Life insurance can seem like a complex topic – the product descriptions alone can sound like a foreign language. But the basics of life insurance aren’t difficult to understand.
The primary purpose of all life insurance is to provide a benefit to people you choose (called “beneficiaries”) upon your death. Typically, these are people who depend upon your income to meet their daily needs.
There are two types of life insurance – term and permanent. Term insurance covers you only for a specified time period – 10, 20 or 30 years, for example.
Permanent insurance is as it sounds – coverage that remains in place until you die. In addition, permanent life insurance can be a financial tool that can help you build wealth and a cash reserve to use during your lifetime.
Let’s look at them more closely.
What is term life insurance?
Term life insurance is a simple, relatively inexpensive way to get life insurance coverage. If you die while your coverage is in force, your beneficiaries get the payout. If you don't, the policy stays in force until the end of the term.
For simplicity’s sake, think of term life insurance like renting an apartment. There are a lot of similarities:
- You plan to use it only for a limited period of time
- It’s often less expensive than purchasing
- You don't build equity
- At the end of the lease term, it’s gone
It may seem odd that anyone would purchase life insurance that ends after 10, 20 or 30 years, but there are circumstances in which it makes sense. For example:
- If you’re young, you may want simple, inexpensive coverage just to pay off debts, leave money to your significant other, or absorb funeral costs.
- If you’re fiscally minded, you may want to lock in a 20- or 30-year premium at a relatively low rate while you’re still young and healthy.
- If you’re in the final decade of your career, you may want coverage in an amount that would replace lost income if you pass away, enabling your spouse to still achieve retirement goals.
What is permanent life insurance?
Permanent life insurance provides protection for your entire life – it doesn’t expire like term life insurance.
If term life is an apartment you rent, permanent life insurance is the home you purchase and plan to keep for the rest of your life. Here are some similarities:
- You own it for life, as long as you pay your premium.
- You typically pay more for it.
- It has equity (called cash value) that grows over time.
- It’s an asset you can borrow against.
- It will benefit your loved ones in the future.
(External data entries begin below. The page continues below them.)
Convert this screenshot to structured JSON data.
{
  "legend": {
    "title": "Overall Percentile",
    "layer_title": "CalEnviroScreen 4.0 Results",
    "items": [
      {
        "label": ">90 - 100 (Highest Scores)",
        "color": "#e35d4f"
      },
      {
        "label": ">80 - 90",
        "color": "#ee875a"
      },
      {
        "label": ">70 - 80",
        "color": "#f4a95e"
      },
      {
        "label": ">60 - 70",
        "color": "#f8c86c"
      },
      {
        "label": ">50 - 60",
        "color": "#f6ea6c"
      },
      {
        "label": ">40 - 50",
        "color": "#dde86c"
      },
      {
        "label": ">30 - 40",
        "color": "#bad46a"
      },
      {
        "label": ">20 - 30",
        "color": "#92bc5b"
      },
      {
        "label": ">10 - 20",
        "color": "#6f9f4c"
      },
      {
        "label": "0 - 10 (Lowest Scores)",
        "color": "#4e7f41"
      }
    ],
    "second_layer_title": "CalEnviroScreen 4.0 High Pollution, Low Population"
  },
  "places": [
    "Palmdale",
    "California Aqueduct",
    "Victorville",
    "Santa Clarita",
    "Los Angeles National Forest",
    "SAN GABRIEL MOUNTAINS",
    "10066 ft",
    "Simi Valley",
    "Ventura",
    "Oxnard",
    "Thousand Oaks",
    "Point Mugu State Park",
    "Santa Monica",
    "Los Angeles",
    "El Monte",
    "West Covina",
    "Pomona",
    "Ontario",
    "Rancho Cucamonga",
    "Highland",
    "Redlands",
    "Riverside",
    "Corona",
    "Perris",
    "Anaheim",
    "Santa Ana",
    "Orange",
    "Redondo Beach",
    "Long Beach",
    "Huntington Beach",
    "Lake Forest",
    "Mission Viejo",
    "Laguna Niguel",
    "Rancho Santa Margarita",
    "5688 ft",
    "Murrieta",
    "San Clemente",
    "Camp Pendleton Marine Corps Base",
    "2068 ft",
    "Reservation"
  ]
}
Permanent life insurance is generally more expensive than term insurance, but you can put it to use as a financial tool during your lifetime.
For example, it holds a cash value that you can withdraw, borrow against or list as an asset when you are applying for credit. Many people use the cash value at crucial times – to help pay for college or as supplemental income during retirement, for example.
Permanent life insurance comes in a variety of types and options. When you start to hear terms like fixed, flexible, whole, universal – they all fall under the permanent life insurance category.
In addition to choosing the type of insurance you need, determining the amount you need is very important. It is a good idea to meet with a financial advisor to determine the coverage that best fits your needs – now and in the future.
Please keep in mind that the primary reason to purchase a life insurance product is the death benefit.
Policy loans and withdrawals may create an adverse tax result in the event of lapse or policy surrender, and will reduce both the surrender value and death benefit. You should consult your tax advisor when considering taking a policy loan.
Life insurance products contain fees, such as mortality and expense charges (which may increase over time), and may contain restrictions, such as surrender periods.
Depending upon actual policy experience, the owner may need to increase premium payments to keep the policy in force.